Redação Plenax – Flavia Andrade
A conclusão da Ponte Internacional de Porto Murtinho, prevista para 2026, será um marco para a integração entre Brasil, Paraguai, Argentina e Chile, mas não encerra os desafios para que a Rota Bioceânica se transforme, de fato, em um corredor de desenvolvimento econômico. A avaliação é do candidato ao Senado Reinaldo Azambuja, que participou do Congresso de Gestão Pública, promovido pelo Instituto Ulisses Guimarães, em Campo Grande.
Segundo Azambuja, a principal missão após a implantação da infraestrutura será criar condições para que o corredor atraia investimentos, indústrias, empregos e novas oportunidades econômicas para Mato Grosso do Sul.

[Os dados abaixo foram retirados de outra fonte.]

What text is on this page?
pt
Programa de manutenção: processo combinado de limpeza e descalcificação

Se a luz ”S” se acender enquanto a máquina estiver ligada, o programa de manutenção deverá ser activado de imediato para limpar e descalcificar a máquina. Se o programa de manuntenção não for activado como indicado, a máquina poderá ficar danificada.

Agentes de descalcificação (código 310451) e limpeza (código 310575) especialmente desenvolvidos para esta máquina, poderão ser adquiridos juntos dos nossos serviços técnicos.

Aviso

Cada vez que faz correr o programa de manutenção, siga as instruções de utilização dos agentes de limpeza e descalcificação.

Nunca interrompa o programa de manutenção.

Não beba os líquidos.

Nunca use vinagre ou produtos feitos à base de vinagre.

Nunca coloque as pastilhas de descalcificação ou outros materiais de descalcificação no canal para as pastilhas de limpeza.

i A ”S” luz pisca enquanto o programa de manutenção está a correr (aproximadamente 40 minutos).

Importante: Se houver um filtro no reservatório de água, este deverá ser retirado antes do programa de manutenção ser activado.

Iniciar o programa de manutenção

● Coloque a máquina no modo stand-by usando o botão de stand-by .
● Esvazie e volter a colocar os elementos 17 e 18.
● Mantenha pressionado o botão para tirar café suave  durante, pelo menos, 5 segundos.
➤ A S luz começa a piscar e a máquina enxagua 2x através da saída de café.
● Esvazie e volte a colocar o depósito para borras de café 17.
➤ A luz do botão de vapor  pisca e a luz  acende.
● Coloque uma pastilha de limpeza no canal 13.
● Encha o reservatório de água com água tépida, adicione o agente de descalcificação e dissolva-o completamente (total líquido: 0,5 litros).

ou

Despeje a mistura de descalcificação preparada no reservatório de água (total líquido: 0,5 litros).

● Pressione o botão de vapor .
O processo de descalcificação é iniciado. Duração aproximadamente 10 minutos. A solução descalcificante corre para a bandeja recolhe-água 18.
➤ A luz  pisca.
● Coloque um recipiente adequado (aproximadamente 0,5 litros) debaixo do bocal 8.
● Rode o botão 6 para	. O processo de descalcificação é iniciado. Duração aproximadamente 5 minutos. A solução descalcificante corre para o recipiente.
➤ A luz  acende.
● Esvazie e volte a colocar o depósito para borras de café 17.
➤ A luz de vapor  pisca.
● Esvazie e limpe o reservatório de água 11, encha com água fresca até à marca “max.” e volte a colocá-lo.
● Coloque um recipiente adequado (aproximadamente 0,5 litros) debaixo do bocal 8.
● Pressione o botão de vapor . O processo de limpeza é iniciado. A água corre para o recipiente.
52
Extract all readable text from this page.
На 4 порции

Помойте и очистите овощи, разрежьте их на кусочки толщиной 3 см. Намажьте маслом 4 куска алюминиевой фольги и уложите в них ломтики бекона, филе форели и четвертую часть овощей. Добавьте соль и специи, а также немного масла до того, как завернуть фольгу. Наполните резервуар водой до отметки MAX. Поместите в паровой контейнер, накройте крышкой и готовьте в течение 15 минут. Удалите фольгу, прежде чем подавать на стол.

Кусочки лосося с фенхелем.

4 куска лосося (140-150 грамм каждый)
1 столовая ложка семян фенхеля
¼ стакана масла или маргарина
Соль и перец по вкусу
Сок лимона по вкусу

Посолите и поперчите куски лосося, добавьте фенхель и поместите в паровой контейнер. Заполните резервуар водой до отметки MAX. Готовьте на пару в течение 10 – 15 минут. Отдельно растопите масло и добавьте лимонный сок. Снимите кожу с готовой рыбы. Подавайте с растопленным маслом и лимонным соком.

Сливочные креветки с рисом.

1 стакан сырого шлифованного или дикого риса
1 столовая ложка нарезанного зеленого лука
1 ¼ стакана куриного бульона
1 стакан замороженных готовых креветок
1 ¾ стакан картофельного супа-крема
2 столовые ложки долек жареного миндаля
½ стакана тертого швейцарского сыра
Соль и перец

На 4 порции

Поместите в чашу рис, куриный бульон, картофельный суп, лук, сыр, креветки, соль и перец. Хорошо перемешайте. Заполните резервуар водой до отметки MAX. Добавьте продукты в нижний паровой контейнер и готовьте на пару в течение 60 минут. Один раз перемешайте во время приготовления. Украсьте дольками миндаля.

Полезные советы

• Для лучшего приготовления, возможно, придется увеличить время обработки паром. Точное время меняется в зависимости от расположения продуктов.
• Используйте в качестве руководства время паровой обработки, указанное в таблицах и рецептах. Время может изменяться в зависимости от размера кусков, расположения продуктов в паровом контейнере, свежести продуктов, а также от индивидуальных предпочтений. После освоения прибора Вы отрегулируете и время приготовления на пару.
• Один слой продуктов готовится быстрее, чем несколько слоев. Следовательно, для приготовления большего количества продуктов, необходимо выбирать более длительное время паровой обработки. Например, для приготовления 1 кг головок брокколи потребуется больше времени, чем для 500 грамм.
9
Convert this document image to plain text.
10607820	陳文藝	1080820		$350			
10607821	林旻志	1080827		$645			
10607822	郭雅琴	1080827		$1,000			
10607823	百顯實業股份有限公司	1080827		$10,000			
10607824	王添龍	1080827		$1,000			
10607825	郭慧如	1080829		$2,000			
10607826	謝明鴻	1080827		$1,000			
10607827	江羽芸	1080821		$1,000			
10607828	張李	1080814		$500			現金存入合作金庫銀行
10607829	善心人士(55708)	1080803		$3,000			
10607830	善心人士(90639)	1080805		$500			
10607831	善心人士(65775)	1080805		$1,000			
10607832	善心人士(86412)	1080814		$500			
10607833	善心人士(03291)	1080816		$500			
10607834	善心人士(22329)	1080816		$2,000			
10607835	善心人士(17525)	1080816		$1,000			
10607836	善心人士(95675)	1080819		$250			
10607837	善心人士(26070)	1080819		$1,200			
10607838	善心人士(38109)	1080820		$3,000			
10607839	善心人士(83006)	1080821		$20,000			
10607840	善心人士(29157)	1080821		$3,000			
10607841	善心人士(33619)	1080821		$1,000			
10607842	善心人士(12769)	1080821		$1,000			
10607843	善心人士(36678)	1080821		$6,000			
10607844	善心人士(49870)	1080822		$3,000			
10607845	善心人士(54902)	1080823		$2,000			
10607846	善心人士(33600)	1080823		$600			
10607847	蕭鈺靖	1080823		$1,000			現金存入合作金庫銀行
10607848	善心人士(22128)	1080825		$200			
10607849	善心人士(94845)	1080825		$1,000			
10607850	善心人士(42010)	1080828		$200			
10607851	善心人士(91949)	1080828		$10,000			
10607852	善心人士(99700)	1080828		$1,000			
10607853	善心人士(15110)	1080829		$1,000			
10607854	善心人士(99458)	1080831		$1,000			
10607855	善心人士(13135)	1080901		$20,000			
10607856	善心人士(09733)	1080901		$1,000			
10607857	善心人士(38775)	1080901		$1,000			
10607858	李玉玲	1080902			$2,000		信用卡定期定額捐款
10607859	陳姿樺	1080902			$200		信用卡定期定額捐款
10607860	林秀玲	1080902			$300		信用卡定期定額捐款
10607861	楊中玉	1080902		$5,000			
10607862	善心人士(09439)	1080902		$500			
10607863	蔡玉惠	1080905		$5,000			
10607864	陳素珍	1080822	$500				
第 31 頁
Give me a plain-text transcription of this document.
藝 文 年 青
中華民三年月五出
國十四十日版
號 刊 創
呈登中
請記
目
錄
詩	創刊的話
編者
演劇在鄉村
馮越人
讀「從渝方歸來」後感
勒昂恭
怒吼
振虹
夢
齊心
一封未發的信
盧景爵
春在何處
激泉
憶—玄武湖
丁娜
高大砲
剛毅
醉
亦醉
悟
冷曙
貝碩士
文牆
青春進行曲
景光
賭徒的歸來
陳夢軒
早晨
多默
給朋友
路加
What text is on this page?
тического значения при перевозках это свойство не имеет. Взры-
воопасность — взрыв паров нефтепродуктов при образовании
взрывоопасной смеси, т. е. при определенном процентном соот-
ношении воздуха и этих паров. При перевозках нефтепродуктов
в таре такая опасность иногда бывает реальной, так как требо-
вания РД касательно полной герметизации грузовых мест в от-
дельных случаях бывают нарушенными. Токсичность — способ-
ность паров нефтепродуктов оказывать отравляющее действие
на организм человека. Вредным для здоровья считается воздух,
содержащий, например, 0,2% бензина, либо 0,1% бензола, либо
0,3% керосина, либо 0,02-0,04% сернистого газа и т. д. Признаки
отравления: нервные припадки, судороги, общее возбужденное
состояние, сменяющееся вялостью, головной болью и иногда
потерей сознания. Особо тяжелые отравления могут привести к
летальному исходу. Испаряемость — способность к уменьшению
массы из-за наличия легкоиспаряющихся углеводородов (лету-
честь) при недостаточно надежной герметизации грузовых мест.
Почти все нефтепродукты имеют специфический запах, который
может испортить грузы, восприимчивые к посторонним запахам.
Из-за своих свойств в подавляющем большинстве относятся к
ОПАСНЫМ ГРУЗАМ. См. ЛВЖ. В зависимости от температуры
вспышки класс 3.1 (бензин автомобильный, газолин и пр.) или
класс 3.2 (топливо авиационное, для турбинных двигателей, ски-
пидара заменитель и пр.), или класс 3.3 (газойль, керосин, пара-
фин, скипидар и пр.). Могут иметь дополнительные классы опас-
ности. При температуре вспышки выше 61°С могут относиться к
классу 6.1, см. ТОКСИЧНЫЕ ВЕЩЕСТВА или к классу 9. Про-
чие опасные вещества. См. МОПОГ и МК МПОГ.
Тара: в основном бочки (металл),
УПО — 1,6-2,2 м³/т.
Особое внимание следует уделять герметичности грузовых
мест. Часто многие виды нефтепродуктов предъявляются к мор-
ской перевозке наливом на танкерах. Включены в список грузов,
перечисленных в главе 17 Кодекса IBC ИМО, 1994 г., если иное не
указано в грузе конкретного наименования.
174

A ponte, que liga Porto Murtinho a Carmelo Peralta, no Paraguai, já ultrapassou 90% de execução. A expectativa é de que a estrutura principal seja concluída ainda neste ano. No lado brasileiro, porém, ainda será necessário finalizar os acessos à ponte, com previsão de conclusão para 2027.
Aduanas e integração são desafios
Para o candidato, a infraestrutura física precisa ser acompanhada por mudanças nos procedimentos de transporte internacional. Entre os principais pontos está a implantação de uma aduana integrada, capaz de reduzir a burocracia e evitar que cargas tenham de passar por processos repetitivos ao atravessar os quatro países.
“A Rota Bioceânica é muito mais do que uma estrada. É um corredor logístico internacional que precisa ser construído com integração entre os países, aduanas modernas e integradas, tecnologia, segurança jurídica e a participação ativa dos governos e dos municípios. Concluir o acesso do lado brasileiro é apenas uma parte desse desafio”, afirmou.
A expectativa é que, quando estiver plenamente operacional, a rota reduza em até 17 dias o tempo de transporte de cargas até os mercados asiáticos e diminua os custos logísticos em até 40%. O corredor também deverá criar uma alternativa para o escoamento da produção brasileira pelos portos do Oceano Pacífico.
A Rota Bioceânica conecta Porto Murtinho, em Mato Grosso do Sul, ao litoral chileno, atravessando o Paraguai e a Argentina. No Chile, o corredor chega aos portos de Antofagasta, Mejillones, Tocopilla e Iquique, ampliando o acesso brasileiro aos mercados da Ásia.
Municípios de MS podem ser beneficiados
Os efeitos econômicos esperados vão além de Porto Murtinho. Municípios situados ao longo do eixo da BR-267 e de outras áreas estratégicas da logística estadual poderão ser beneficiados pela instalação de empresas, expansão dos serviços e crescimento das atividades ligadas ao comércio exterior.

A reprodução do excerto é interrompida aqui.